Complex tools with many parameters or behaviors need more documentation. Simple tools need less. This dimension scales expectations accordingly.

Parameters4/5

Does the description clarify parameter syntax, constraints, interactions, or defaults beyond what the schema provides?

The description explicitly documents the single parameter 'file_system_id' with its purpose ('OCID of the file system to retrieve'), adding meaningful context beyond the schema's minimal title. With 0% schema description coverage and only one parameter, this effectively compensates, though it could specify OCID format or constraints.

Input schemas describe structure but not intent. Descriptions should explain non-obvious parameter relationships and valid value ranges.

Purpose4/5

Does the description clearly state what the tool does and how it differs from similar tools?

The description clearly states the verb ('Get detailed information') and resource ('a specific File Storage file system'), making the purpose unambiguous. It distinguishes from sibling 'list_file_systems' by specifying retrieval of a single item rather than listing multiple. However, it doesn't explicitly contrast with other get_* tools beyond the resource type.

Agents choose between tools based on descriptions. A clear purpose with a specific verb and resource helps agents select the right tool.

Usage Guidelines3/5

Does the description explain when to use this tool, when not to, or what alternatives exist?

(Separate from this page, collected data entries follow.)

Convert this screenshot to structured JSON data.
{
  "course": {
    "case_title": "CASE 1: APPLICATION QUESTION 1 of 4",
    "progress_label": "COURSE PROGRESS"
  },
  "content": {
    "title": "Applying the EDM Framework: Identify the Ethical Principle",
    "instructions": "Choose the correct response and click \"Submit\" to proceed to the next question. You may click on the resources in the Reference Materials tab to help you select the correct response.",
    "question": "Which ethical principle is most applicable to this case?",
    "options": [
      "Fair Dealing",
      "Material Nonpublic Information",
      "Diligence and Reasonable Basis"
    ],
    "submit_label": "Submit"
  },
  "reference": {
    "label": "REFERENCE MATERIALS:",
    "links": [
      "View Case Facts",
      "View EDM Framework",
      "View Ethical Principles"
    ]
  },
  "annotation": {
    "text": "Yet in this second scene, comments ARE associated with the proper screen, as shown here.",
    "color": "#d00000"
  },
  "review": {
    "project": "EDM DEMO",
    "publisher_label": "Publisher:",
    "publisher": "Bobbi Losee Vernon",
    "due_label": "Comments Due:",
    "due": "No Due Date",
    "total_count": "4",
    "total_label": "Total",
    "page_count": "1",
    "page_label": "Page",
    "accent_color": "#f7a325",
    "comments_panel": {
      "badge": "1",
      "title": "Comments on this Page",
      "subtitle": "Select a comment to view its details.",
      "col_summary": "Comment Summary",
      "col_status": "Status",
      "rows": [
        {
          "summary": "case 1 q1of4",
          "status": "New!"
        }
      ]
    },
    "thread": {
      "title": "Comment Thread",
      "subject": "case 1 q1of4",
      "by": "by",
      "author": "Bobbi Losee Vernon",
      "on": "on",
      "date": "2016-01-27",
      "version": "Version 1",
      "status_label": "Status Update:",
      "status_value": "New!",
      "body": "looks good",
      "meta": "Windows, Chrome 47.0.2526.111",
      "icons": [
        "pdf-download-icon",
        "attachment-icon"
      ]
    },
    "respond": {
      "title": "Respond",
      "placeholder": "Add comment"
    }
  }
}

The description implies usage when detailed information about a specific file system is needed, contrasting with 'list_file_systems' for listing. However, it doesn't provide explicit when-to-use guidance, prerequisites, or mention alternatives for similar retrieval operations among other get_* tools.

Agents often have multiple tools that could apply. Explicit usage guidance like "use X instead of Y when Z" prevents misuse.